Liseden beri film çekiyorsun, bunu teşvik eden bir durum oldu mu, gençlere bu anlamda nasıl öneri sunmak istersin. Kendisini film çekerek ifade etmek isteyen bir genç nasıl başlamalı, nasıl yol almalı?
Hikaye anlatmayı sevdiğimi fark ettim. Kendimi sözel olarak ifade etmekte zorlandığım dönemde, kelimelerle kuramayacağım bağı sinemayla çok daha büyülü bir şekilde kurduğumda, bu bağa sıkı sıkıya sarıldım ve bir daha hiç bırakmayacakmışım gibi hissettim—en azından şimdiye kadar. Bu süreçte, lisedeyken beni teşvik eden hocalarım oldu ve üniversitemde de hocalarımın desteği devam ediyor. Kendi yaşıtlarıma ya da benden daha küçüklere verebileceğim tek tavsiye, ne çekerlerse çeksinler, bu işi bireysel görmemeleri. Sinemayı icra etmek, oldukça kolektif bir süreç. Bu süreçte, yıprandığınızda yanınızda birilerinin olduğunu bilmek başlarda çok anlamlı. Ben de yaptığım tüm filmleri, liseden beri dost ve sınıf arkadaşı olduğum Mustafa Kemal Turhan ile gerçekleştiriyorum. Dolayısıyla bir ya da birkaç yol arkadaşı bulmak oldukça önemli.

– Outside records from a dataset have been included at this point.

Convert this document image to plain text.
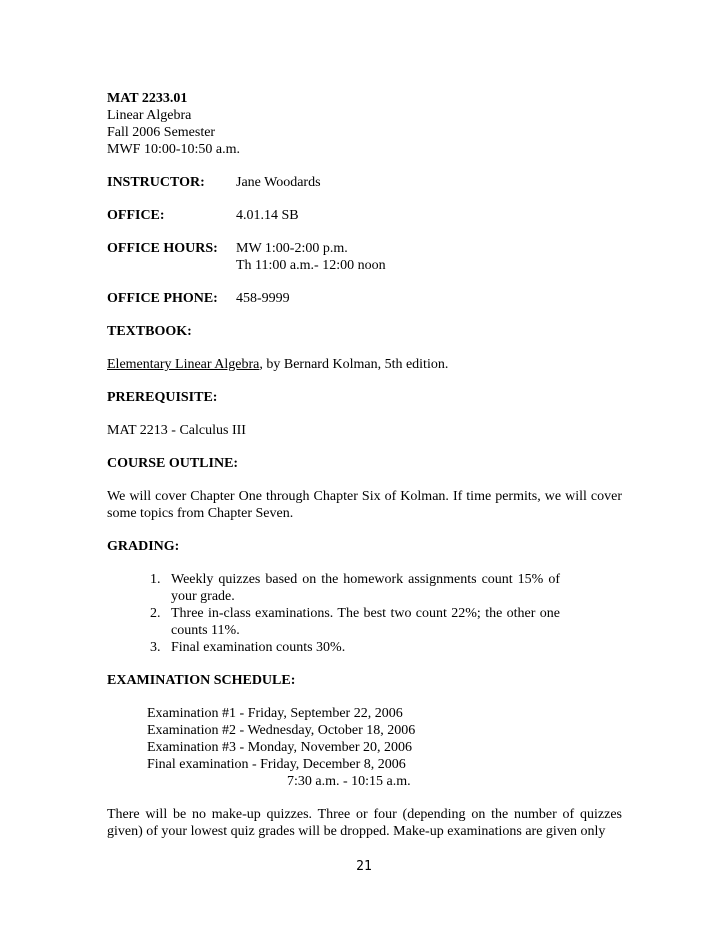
MAT 2233.01

Linear Algebra

Fall 2006 Semester

MWF 10:00-10:50 a.m.

INSTRUCTOR:	Jane Woodards
OFFICE:	4.01.14 SB
OFFICE HOURS:	MW 1:00-2:00 p.m.
Th 11:00 a.m.- 12:00 noon
OFFICE PHONE:	458-9999

TEXTBOOK:

Elementary Linear Algebra, by Bernard Kolman, 5th edition.

PREREQUISITE:

MAT 2213 - Calculus III

COURSE OUTLINE:

We will cover Chapter One through Chapter Six of Kolman. If time permits, we will cover some topics from Chapter Seven.

GRADING:

1. Weekly quizzes based on the homework assignments count 15% of your grade.
2. Three in-class examinations. The best two count 22%; the other one counts 11%.
3. Final examination counts 30%.

EXAMINATION SCHEDULE:

Examination #1 - Friday, September 22, 2006

Examination #2 - Wednesday, October 18, 2006

Examination #3 - Monday, November 20, 2006

Final examination - Friday, December 8, 2006

7:30 a.m. - 10:15 a.m.

There will be no make-up quizzes. Three or four (depending on the number of quizzes given) of your lowest quiz grades will be dropped. Make-up examinations are given only

21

Filmin Akbank Film Festivali’nde finalist. Buradan yola çıkarak kısa film festivallerinin yönetmen açısından dinamiklerini sorsam, nasıl geçiyor senin açından?
Film festivalleri, kısa filmcilerin izleyiciyle somut olarak buluştukları tek mekanlar olduğundan, bizim için büyük bir değer taşıyor. Akbank, Adana, Antalya ve İstanbul gibi köklü festivaller, bu değeri daha da derinden hissettiren platformlar. Bu festivallerde filminiz izleyicisiyle buluşacağı için içten bir heyecan oluyor, bu da çok değerli bir duygu. Ancak bazen bu duygu ağır basabiliyor ve işin yarışma havasına sokulmasına neden olabiliyor. Bazen sanatçılar, gözlemlediğim kadarıyla, kendi filmleri dışında sinemayla ya da kısa filmlerle ilgilenmiyorlar, bu da biraz şaşırtıcı olabiliyor. Ödül odaklı bir yaklaşım yerine, doğru koşullarda festivallerin bizim için bir çölde vaha işlevi görmesi çok daha sağlıklı. Bu ortamlar, sinemanın farklı alanlarından insanlarla tanışma ve sohbet etme şansına sahip olduğum yerler, bu yüzden festival süreçlerini gerçekten seviyorum. Festivallerde tanışıp yakın arkadaş olduğum birkaç arkadaşım var. Onlara da buradan selamlar!
Bundan sonra hangi film var sırada, yoluna nasıl devam edeceksin?
Şu an bitirme projem olarak, 2024 yılında Türkiye’de gerçekleşmiş bazı cinayetler ve olayların etkilerini ele alan mockumentary türünde bir kısa film üzerine çalışıyorum. Önümüzdeki birkaç yıl boyunca kısa filmler yapmaya devam etmeyi planlıyorum. Sonrasını ise içinde bulunduğum süreç belirleyecek.
Son olarak neler söylesin?
Bu röportaj vesilesiyle filmi izlemek isteyenler, sosyal medya üzerinden benimle iletişime geçebilirler. Son olarak, ufak bir inceleme yapmak benim için keyif verici oldu. Teşekkür ederim.